Is advertising worth the expense?

29 June 2006
Is advertising worth the expense?

There's been a dip in sales at my restaurant over the last two months and I need to take action. Is advertising worth the expense?

Robin Houghton, enewsworks
First, identify the reasons for the dip. Some factors may be outside your control, such as new parking restrictions or a new competitor. Then again, your problems may be in-house. Has service slipped? Are staff disgruntled? Fix any problems first, or your marketing could do more harm than good.

Advertising is the most expensive form of promotion and the hardest to measure, so consider the alternatives first:

  • Timed sales promotions can bring in new custom. But don't rush into the same old "free bottle of wine" offers. Be creative and different from your competitors. Partner up with another business to share the costs and benefits.
  • Go easy on price-led promotions - you may end up sacrificing long-term profitability for a quick fix. And "money off" attracts the type of customer who is the least likely to remain loyal.
  • PR - woo the local press. Do you have any newsworthy angles to exploit? Identify the local opinion-makers and invite them to your restaurant.
  • Word of mouth - raise your profile locally by offering to host business lunch clubs, awards ceremonies, corporate functions and charity events.
  • If you don't already, start asking customers for permission to contact them by mail, e-mail or text. It's at times like this that your database is most useful. Satisfied customers are the easiest and most profitable to market to.
  • Run an advertorial or competition with your local paper rather than just an advert. A competition not only generates publicity but also a list of qualified prospects which you can then market to directly.

No single thing will turn your business around. You need a marketing mix.

Carol Godsmark, author & restaurant consultant First of all, what time of the year concerns you? There are natural dips in sales in the restaurant trade because of seasons or location. Can you add cookery classes, chef demonstrations or outside catering? Target the corporate market with special lunch deals, two-for-one deals, themed evenings, wine tastings, or consider writing for a local or national magazine or newspaper.

To advertise or not? Look through your local papers and you'll see the same ads, generally ethnic restaurants or ones belonging to a chain that can afford the luxury of advertising.

As a past restaurateur at a small independent upmarket country restaurant I rarely found it effective to advertise. Use other marketing skills to get your message across: an entry in Yellow Pages, strengthening media relationships, mail-shots, a regular newsletter, menu handouts, a strong website, local tourism publications, and entry in a good guide.

Does your local tourist information office have an eating-out list? Be on it if you're a rural or small-town business.

Word of mouth is one of your most effective marketing tools, with one satisfied customer extolling your virtues to between five and 10 people.

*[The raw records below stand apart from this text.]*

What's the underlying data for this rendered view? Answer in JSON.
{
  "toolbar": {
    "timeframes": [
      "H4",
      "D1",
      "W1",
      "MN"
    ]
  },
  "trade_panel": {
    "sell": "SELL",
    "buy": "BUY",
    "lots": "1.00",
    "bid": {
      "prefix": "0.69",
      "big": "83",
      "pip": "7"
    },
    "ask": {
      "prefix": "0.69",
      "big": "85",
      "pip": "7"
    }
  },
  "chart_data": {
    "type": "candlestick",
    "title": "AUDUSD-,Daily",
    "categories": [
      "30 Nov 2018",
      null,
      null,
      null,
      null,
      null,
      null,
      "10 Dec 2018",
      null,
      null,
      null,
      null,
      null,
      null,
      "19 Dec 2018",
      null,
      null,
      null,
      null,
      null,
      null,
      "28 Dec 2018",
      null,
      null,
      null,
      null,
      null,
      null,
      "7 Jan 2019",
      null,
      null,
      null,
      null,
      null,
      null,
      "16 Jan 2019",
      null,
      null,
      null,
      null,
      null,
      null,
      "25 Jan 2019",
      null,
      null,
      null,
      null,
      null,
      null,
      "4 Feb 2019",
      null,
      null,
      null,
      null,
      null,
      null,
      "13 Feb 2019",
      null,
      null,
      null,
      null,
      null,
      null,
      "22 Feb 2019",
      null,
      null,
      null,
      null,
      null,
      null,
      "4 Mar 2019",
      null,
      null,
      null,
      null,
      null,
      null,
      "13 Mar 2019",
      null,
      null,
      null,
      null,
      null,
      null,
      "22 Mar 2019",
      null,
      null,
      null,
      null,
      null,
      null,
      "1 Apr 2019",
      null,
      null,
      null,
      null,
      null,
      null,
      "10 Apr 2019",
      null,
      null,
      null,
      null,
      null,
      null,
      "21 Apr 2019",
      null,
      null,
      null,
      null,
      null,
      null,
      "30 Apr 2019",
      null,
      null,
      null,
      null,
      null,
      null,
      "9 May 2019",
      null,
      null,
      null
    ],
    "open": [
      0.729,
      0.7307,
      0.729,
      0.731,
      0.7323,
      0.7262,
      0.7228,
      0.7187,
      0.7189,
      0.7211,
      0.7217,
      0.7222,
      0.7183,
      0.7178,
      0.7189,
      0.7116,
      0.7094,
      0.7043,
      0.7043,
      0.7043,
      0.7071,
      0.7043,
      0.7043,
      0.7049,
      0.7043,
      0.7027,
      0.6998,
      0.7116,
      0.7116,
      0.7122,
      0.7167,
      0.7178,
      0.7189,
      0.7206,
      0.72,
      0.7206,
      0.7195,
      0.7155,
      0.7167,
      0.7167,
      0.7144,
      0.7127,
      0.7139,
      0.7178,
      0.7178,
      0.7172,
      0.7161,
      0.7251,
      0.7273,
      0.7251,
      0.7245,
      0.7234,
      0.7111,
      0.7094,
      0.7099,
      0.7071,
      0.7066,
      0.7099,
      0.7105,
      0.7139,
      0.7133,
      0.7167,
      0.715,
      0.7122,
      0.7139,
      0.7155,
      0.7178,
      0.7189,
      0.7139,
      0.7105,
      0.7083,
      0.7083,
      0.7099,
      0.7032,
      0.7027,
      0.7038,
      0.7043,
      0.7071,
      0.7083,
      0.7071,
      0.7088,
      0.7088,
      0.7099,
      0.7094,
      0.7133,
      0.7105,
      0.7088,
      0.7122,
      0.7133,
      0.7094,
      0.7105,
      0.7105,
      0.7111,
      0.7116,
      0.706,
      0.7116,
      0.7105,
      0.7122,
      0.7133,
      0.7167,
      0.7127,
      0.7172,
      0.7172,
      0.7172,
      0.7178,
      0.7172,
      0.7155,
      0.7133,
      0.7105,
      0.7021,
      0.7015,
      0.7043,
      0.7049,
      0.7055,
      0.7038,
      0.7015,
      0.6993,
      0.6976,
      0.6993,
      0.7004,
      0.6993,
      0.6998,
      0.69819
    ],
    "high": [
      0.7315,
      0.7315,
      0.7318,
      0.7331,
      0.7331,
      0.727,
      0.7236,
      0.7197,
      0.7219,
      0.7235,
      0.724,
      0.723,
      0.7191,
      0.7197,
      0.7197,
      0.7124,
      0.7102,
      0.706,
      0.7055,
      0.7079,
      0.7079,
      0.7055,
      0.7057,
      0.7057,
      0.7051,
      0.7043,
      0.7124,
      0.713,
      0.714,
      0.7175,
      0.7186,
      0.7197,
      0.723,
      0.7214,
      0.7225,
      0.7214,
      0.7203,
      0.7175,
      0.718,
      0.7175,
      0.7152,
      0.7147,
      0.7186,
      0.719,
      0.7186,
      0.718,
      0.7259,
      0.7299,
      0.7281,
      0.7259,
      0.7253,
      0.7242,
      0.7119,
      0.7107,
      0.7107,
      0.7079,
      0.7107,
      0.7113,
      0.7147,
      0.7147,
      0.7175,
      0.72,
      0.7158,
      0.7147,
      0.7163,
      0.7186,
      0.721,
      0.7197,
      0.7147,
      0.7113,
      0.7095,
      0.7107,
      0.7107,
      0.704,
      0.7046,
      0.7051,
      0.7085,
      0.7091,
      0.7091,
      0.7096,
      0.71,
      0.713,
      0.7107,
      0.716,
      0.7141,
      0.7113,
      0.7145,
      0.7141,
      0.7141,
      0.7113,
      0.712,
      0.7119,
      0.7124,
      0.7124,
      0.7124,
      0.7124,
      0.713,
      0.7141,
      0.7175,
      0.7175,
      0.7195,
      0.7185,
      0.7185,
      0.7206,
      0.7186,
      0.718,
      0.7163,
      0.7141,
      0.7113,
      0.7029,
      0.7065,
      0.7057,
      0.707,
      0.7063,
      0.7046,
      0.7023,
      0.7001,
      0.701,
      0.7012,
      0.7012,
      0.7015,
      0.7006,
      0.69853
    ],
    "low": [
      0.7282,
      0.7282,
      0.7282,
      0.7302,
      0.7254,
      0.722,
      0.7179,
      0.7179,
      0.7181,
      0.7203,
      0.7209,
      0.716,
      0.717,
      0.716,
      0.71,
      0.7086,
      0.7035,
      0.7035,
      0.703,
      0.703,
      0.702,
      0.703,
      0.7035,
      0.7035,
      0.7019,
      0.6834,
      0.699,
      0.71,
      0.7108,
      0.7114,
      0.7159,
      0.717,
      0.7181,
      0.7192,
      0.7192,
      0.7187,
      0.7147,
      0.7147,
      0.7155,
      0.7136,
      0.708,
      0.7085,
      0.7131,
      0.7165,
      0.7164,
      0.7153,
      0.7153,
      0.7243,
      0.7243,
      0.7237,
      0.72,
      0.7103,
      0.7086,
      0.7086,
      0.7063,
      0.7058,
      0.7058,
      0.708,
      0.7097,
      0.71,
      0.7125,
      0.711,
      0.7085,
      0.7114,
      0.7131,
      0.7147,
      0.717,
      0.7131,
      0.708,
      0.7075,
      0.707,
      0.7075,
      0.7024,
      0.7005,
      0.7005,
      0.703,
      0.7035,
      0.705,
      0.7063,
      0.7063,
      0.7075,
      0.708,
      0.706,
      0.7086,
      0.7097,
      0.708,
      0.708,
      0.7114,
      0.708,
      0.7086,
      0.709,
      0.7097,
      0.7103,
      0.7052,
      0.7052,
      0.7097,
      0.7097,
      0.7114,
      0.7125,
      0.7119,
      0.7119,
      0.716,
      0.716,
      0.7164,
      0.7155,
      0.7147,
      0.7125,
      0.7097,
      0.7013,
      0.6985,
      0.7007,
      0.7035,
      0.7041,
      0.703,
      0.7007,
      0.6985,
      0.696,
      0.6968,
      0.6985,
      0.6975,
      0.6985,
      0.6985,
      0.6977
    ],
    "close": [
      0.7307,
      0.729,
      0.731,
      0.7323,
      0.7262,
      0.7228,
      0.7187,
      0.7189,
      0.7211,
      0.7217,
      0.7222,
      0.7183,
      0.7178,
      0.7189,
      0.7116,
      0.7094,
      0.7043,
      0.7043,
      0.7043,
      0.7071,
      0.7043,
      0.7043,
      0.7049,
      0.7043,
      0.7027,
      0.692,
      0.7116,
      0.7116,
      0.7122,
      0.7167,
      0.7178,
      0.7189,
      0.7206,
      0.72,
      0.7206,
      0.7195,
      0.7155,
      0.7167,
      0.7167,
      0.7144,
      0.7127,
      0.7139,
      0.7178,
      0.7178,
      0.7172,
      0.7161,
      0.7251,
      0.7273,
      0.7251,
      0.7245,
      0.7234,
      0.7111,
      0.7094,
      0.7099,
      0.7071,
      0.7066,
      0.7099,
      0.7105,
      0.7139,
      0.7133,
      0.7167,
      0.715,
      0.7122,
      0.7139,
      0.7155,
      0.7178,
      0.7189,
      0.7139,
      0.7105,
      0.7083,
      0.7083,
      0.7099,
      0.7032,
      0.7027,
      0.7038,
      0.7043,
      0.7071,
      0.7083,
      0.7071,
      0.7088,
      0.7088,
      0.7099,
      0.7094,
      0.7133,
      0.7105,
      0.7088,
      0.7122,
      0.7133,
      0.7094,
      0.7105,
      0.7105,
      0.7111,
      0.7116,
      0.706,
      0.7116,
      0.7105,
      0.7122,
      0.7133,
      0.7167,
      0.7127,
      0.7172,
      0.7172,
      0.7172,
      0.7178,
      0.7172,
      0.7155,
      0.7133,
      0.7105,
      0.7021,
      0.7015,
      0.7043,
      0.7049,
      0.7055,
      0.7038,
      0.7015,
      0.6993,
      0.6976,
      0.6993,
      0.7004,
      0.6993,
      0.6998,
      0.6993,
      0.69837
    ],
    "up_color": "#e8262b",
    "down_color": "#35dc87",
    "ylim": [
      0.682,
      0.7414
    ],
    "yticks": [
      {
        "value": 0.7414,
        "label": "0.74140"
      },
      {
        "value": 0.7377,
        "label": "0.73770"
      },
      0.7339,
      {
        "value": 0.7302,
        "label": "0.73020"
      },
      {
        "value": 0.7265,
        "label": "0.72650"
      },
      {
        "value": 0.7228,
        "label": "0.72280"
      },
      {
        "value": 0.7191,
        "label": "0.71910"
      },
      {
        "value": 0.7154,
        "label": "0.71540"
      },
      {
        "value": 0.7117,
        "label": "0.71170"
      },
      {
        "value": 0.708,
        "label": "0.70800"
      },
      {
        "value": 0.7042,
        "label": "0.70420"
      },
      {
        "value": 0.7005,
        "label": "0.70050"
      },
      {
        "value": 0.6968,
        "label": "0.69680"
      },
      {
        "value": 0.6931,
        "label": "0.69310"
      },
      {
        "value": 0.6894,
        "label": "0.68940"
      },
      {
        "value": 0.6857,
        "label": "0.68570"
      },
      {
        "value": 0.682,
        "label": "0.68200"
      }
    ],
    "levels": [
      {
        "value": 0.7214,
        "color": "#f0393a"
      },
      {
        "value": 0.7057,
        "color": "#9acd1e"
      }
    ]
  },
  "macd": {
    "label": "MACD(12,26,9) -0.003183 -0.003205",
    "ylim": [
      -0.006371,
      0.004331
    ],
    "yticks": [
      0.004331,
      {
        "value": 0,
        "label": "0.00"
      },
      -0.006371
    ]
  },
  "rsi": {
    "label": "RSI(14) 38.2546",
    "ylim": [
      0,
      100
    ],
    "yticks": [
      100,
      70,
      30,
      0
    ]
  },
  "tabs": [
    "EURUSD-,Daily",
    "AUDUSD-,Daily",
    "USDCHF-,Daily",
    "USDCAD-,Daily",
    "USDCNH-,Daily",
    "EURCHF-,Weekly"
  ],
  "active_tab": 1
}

If you do advertise, examine your local newspapers. Are you targeting the right audience? Check the circulation, readership, the best day to place an ad, the best section. Proofread your copy carefully before agreement.

But first re-examine your strengths and weaknesses. Could you improve the menu, cooking, decor, service, welcome, pricing? Is there a new restaurant taking over some of your trade? If so, look at the above suggestions to reinforce your business.

Final thought: a good review will see your business rocket without advertising.

Paul West, Ignite Marketing You should immediately ensure there hasn't been a drop in food quality or service. Gather feedback from your customers and make sure they're happy. If they're not, fix that problem first.

It's helpful to monitor customer opinion on a regular basis using feedback cards, which are also a useful means of collecting customer contact data for your database.

Advertising is not the only answer, as it can be very ineffective and expensive.

I recommend the following ways to try to increase sales:

  • Build a customer database by collecting business cards and e-mail addresses when taking reservations or by using comment cards or loyalty systems. Send these people regular newsletters with special offers and invites to wine- and menu-tasting events.
  • Try a summer barbecue, Pimm's evening or whatever special event suits your style of restaurant, and promote these locally.
  • Local newspapers are ideal for informing consumers of special promotions. However, you must ensure that these are response-based adverts that highlight a special offer, eg, 50% off lunch menu by completing your details on the attached voucher.
  • If possible, try to ensure an editorial accompanies your advert. You can use advertising in the local press as a means to negotiate editorial coverage. Pitch a recipe or competition prize as a PR exercise.
  • Communicate with local businesses by holding a business lunch at which you can introduce a new summer menu and promotion. Give these businesses a corporate discount card for future use to encourage regular customers.
  • Be creative with your promotion as it will provide a far greater return on investment than basic advertising.